The Iranian blockade of the Strait of Hormuz sent oil prices sharply higher, lifting energy and utility shares but limiting broader market support because energy is only 3.4% of the S&P 500 and ~1% of the Nasdaq; Chevron carries a 2.4% weight in the Dow. Goldman Sachs and Home Depot each fell ~6%, Amazon lost about $120B in market cap, and the three major indexes remain <7% below all-time highs with weekly drops under 2%, indicating a risk-off pullback rather than a full bear market; rising power costs are a direct headwind for AI data-center investments.

Analysis

Energy-driven price moves are transmitting into the AI ecosystem via power costs and logistics rather than direct equity weights; a single 100 MW data center (~0.876 TWh/yr) faces roughly $88M/yr in baseline power at $0.10/kWh, so a fuel-driven 20% rise implies ~+$17M/yr incremental opex for each large campus — enough to shave several hundred basis points off incremental margins for hyperscalers on new capacity, but immaterial to legacy EBITDA today.
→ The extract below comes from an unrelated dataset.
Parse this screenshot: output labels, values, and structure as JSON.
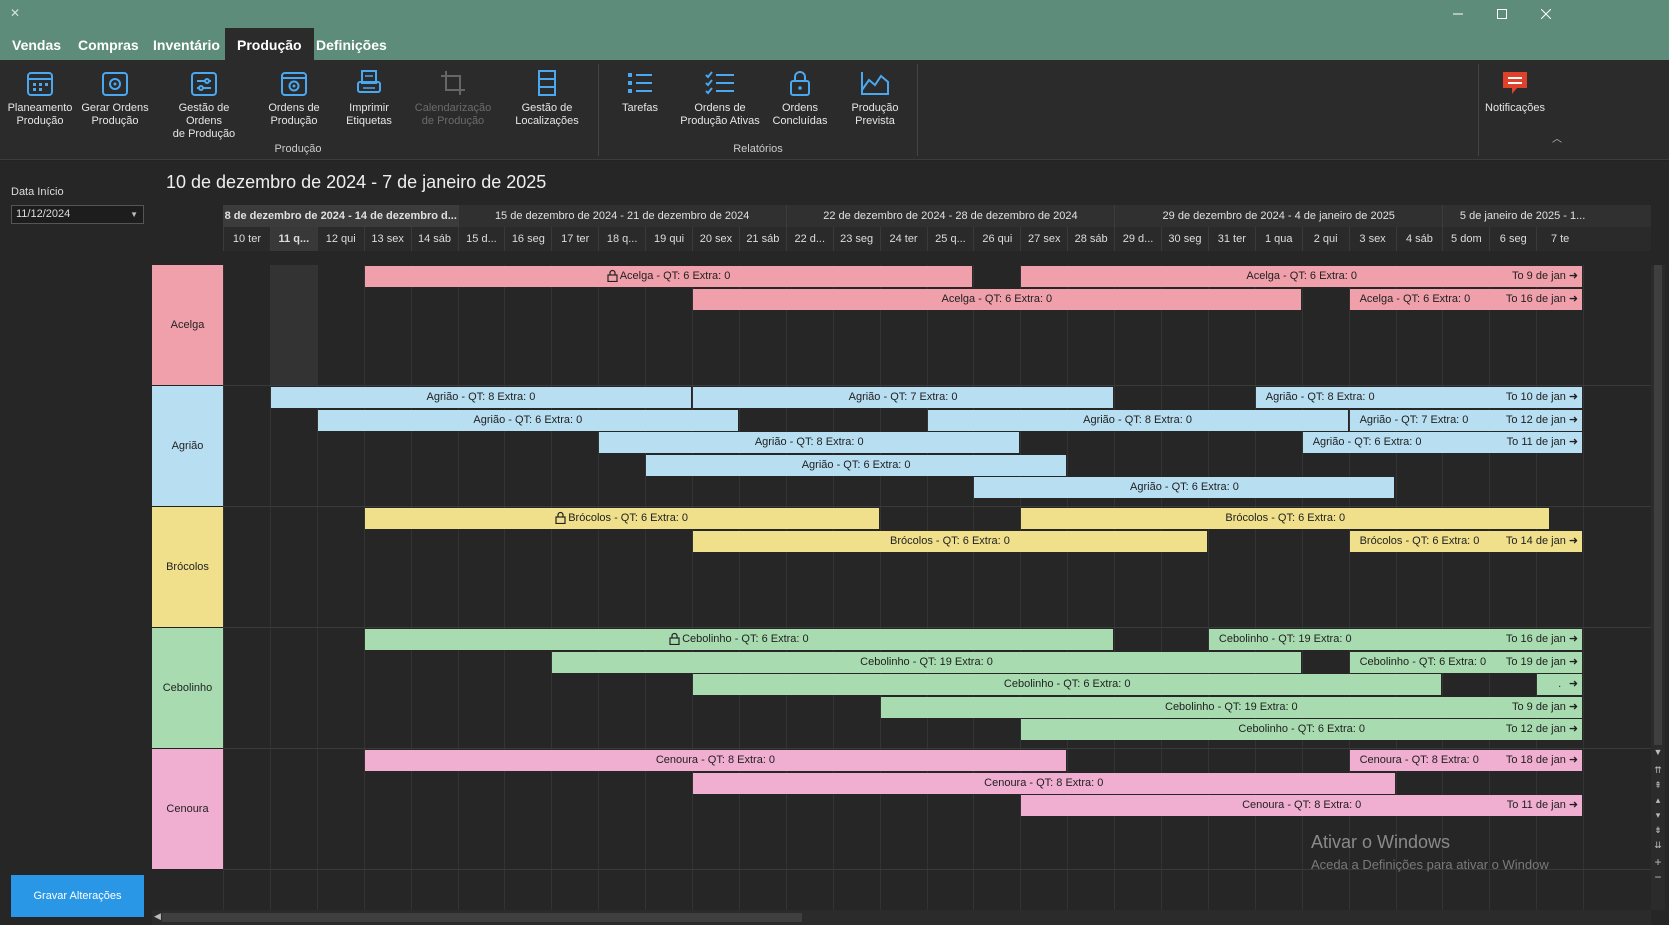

That dynamic creates a two-speed market: energy producers can monetize near-term price dislocations while hyperscalers and capital‑heavy cloud operators see profitability on marginal builds repriced, delaying product rollouts and slowing revenue-per-watt improvements. Second‑order winners include diversified independent power producers, gas-fired peakers and utility-scale batteries (which sell energy at the margin), plus logistics & insurance brokers that benefit from widened shipping spreads and war premiums; losers are firms with high transport intensity and fixed-margin retail exposure, which will see immediate margin compression. Catalysts to watch: diplomatic de‑escalation or coordinated SPR releases (days–weeks) that collapse risk premia, seasonal demand moves (months) that re-balance markets, and central-bank reaction functions (quarters) if energy inflation proves persistent and forces tighter real rates — that is the clearest route to a broader multiples contraction. Consensus is treating the shock as an earnings problem; we see it primarily as a timing and capex problem. If prices normalize within 60–90 days the re-rating in tech is overdone relative to the permanent value erosion in high‑margin energy recipients. Elevated implied volatilities across tech names create low-cost ways to express both the tactical energy trade and the longer-term AI conviction without levering balance-sheet exposure unduly.